Privacy-by-Design for the Security Practitioner (Video and PDF)


Of course this is from the perspective of Internet 1, but would be something that Builders would need to consider?

If we get our anarchist hat on and have the standpoint that privacy and sovereign law will not impact the SAFEnetwork (and what layers on top i.e blockchain) the content of another article may be pause for consideration: Mitigating the Legal Risks of Issuing Securities on a Cryptoledger

What sort of disclaimer comes with SAFE, I have no idea on this stuff, but worth pondering the whole litigation thing. I dont think the maidsafe ‘defensive’ patents are a shield against this stuff?

Privacy-by-Design for the Security Practitioner PDF


Privacy-by-Design has become the de facto standard for privacy engineering. Security practitioners are venturing (or are being drafted) into privacy in greater numbers, and the principles and philosophy of Privacy-by-Design will be familiar for the most part.

We have concentrated on two areas that may be less familiar: data minimization and enhancing user transparency or understanding.
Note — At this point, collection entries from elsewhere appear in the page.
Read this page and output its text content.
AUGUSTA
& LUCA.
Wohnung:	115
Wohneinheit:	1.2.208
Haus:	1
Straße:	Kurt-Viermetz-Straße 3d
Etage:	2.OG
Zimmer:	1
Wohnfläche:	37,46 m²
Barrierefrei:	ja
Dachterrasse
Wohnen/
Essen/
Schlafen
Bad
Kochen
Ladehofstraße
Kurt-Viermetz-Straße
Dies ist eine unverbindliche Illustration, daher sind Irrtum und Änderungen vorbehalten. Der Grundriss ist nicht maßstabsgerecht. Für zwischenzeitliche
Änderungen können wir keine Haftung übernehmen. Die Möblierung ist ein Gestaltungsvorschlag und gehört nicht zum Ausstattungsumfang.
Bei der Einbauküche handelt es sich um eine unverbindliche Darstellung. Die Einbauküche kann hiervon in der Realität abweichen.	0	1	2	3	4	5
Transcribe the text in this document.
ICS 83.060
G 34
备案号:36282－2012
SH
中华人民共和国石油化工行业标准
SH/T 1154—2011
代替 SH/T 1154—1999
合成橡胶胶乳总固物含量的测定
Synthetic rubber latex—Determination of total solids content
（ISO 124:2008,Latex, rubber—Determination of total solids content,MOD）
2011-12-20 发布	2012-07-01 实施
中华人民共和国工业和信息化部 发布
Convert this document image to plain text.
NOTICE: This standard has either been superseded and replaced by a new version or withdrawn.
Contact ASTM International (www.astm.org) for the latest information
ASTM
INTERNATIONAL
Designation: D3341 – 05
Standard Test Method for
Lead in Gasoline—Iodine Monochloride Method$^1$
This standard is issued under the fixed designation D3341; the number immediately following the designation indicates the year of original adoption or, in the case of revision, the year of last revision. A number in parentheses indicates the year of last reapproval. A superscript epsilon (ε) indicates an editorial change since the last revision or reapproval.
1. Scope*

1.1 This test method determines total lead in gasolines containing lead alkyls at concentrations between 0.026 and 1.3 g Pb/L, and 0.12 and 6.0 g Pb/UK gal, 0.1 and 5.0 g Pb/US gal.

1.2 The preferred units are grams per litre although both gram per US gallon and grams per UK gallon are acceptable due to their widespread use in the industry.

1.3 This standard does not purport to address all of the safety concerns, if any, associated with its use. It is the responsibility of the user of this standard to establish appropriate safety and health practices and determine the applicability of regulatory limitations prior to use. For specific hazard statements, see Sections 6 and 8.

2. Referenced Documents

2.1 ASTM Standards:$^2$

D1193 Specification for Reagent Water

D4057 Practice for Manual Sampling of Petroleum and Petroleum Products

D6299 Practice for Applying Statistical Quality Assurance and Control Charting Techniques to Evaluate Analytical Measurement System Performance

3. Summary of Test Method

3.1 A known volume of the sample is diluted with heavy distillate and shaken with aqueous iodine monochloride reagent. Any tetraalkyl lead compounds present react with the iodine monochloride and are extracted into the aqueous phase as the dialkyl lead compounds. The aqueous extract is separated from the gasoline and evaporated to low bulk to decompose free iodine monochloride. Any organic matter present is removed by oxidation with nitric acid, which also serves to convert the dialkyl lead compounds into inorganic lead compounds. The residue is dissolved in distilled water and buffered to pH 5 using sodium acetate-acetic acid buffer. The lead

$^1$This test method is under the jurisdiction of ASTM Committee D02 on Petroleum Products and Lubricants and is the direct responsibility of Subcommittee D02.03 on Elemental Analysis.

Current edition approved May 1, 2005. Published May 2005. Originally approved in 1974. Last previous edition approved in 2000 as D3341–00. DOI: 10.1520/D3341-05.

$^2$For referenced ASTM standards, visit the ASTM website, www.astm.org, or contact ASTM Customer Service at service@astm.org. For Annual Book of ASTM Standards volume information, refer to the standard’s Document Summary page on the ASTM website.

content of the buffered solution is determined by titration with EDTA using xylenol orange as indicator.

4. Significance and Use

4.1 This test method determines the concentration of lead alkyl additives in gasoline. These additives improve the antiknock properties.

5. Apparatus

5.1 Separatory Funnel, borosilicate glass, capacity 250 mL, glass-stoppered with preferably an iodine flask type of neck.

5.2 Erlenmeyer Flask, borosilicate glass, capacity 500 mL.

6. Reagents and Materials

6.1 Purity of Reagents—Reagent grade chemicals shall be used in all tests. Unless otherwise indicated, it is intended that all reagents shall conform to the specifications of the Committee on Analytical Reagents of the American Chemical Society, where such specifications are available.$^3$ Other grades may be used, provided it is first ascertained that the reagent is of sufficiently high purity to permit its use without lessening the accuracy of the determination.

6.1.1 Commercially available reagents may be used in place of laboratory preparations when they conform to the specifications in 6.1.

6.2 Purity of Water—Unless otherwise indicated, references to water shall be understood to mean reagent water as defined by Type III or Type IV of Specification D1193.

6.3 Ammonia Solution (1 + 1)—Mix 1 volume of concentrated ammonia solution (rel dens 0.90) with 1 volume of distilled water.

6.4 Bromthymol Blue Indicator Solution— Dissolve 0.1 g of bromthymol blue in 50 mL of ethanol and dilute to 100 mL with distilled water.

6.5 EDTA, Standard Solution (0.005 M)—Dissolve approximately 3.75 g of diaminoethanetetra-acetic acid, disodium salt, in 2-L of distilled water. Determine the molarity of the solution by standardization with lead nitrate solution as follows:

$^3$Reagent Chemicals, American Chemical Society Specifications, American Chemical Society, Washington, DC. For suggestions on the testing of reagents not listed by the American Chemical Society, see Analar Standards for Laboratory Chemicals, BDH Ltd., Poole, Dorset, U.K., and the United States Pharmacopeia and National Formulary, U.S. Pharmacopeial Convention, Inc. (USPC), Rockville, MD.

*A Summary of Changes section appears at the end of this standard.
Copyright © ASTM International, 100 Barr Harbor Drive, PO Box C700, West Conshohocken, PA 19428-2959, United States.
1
Both are areas that are rapidly increasing in importance. Data minimization emphasizes machine learning, and its relevance is surging as the size and pervasiveness of user data grows.

Managing user understanding meanwhile emphasizes the human-computer interface. Besides the need for general improvement in this area, the rise of mobile computing and the Internet-of-Things forces different modes of interaction

Privacy-by-Design has 7 Foundational Principles:

  1. Proactive not Reactive; Preventative not Remedial
  2. Privacy as the Default
  3. Privacy Embedded into Design
  4. Full Functionality – Positive-Sum, not Zero-Sum
  5. End-to-End Security – Lifecycle Protection
  6. Visibility and Transparency
  7. Respect for User Privacy

One can easily find information on these principles and studying these principles
would certainly be time well-spent. However, for the purposes of the security practitioner, one can perhaps simplify these principles down to three basic questions to keep in mind:

(1) Is the data “secure”? That is, are the expected data outflows the actual data outflows? This is actually a question about the security architecture, which privacy relies upon. This article is directed towards security practitioners, so I won’t say more about this question.

(2) Have we minimized the data collected? The less data collected, the more the risk is reduced. Generally, one should only collect data that conforms to a particular purpose that we’ve communicated to the user and we should keep the data only as long as we need it for the specified purpose.

(3) Does the user understand? Does the user have a good understanding of the kind of data that he is releasing, who he is releasing it to, and what it will be used for? Does the user have a good understanding of the inferences possible with the data?


If you are thinking that builders issue securities on the SAFE network then they will be required to follow the laws within their jurisdiction, the same as if they were issuing securities on the centralised web. I would agree that the patents have no impact here, they only prevent existing technology companies trying to unfairly limit new products developed by SAFE builders.

End User License Agreements (EULA) typically cover things like disclaimers, however, in my experience these are typically handled within the applications as opposed to the infrastructure. I’m not aware the HTTP has a disclaimer for example.